I am practicing the challenging pose us Westerners know as “Bird of Paradise,” for the expansion it creates in my body and to teach to the advanced teacher trainees. The Sanskrit name of this pose is Svarga Dvijasana (pronounced Swar-ga Dway-jas-ana) and is translated as Paradise / Twice-born. I have been thinking of the image of this pose–that of the tropical flower known as Bird of Paradise with its asymmetrical shape rising upward into an exuberant display of brightly hued petals that shoot out from the stem like the wings of a tropical bird in flight. The flower does not follow a straight path to beauty. Its path into flight could be said to be a bit crooked, its floral display bordering on ostentatious. The abundant bud portion that juts at an angle outward from the stem resembles the head and wings of a bird balanced somewhat precariously on one thin bird leg. The pose itself resembles this very same image. Rising upward from the ground with the legs in asymmetry and the arms bound, we come to balance on one leg, as the other leg, bound by the wrap of the arms, extends outward from the hip and upward in flight. It is quite majestic once created. However, the creation itself, one that requires much core strength, open shoulders, and stability on one leg, can be a challenging and altogether crooked path to traverse in getting there.
From this image, then, consider the mythology of the Sanskrit name, Svarga Dvijasana, paradise born not once, but twice. There are many stories that come from this idea, but I am thinking about my writings from earlier this year. The start of the new year arrives as a kind of first birth, a “paradise” of possibility before us. The winter folds me into the birth of silence and stillness that allows me to reflect and cultivate the qualities I know I must then birth in myself. This time feels much like being held inside an egg of stillness that helps me to build the strength I need to break open and offer something new into the world. This returns me to my original impetus, the quote from Hong Kinston. In order to counter destruction we must create something new and beautiful–a poem, a school, a community, a peaceful moment, perhaps one lovely pose we take in our body.

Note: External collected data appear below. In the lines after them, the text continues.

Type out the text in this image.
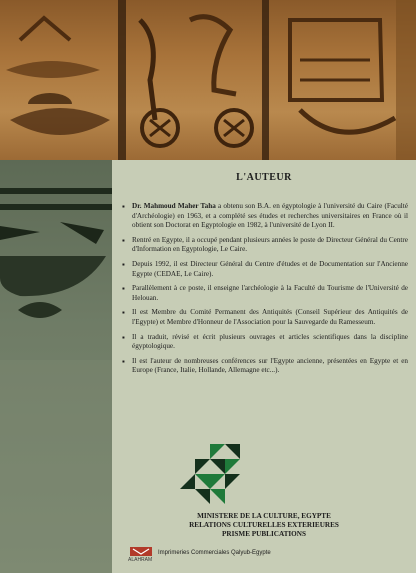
L'AUTEUR
▪ Dr. Mahmoud Maher Taha a obtenu son B.A. en égyptologie à l'université du Caire (Faculté d'Archéologie) en 1963, et a complété ses études et recherches universitaires en France où il obtient son Doctorat en Egyptologie en 1982, à l'université de Lyon II.
▪ Rentré en Egypte, il a occupé pendant plusieurs années le poste de Directeur Général du Centre d'Information en Egyptologie, Le Caire.
▪ Depuis 1992, il est Directeur Général du Centre d'études et de Documentation sur l'Ancienne Egypte (CEDAE, Le Caire).
▪ Parallèlement à ce poste, il enseigne l'archéologie à la Faculté du Tourisme de l'Université de Helouan.
▪ Il est Membre du Comité Permanent des Antiquités (Conseil Supérieur des Antiquités de l'Egypte) et Membre d'Honneur de l'Association pour la Sauvegarde du Ramesseum.
▪ Il a traduit, révisé et écrit plusieurs ouvrages et articles scientifiques dans la discipline égyptologique.
▪ Il est l'auteur de nombreuses conférences sur l'Egypte ancienne, présentées en Egypte et en Europe (France, Italie, Hollande, Allemagne etc...).
MINISTERE DE LA CULTURE, EGYPTE
RELATIONS CULTURELLES EXTERIEURES
PRISME PUBLICATIONS
ALAHRAM
Imprimeries Commerciales Qalyub-Egypte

Yet, before one can birth something innovative and beautiful in the world, they must cultivate stillness, vulnerability, courage, strength, and flexibility. There are often stop and start moments along a crooked, somewhat dimly lit path. The full birth of something new and beautiful, too, is one that typically happens in increments, with small moments of light that come to help us envision the direction in which we must travel, how we can proceed further.
The pose, Svarga Dvijasana, comes in much the same way, with the same qualities of flexibility, strength, courage, and balance needed to open into this somewhat precarious, albeit majestic, pose. There are stop and start moments moving from Extended Side Angle Pose, where one steps forward into Bird of Paradise Pose. No matter how wobbly I feel coming out of my shell into balanced flight, I know I’ve cultivated the stamina to do so through the incremental work in my body and mind. This symbolizes the journey from winter into spring for me–a journey that began with quiet, internal reflection and has me ready to birth something beautiful into my body and perhaps even into my corner of the world. No matter how small our creation, it’s the making of that which is new and beautiful that speaks of rebirth, of paradise born again, of light, and of possibility both in our own individual lives and into the world.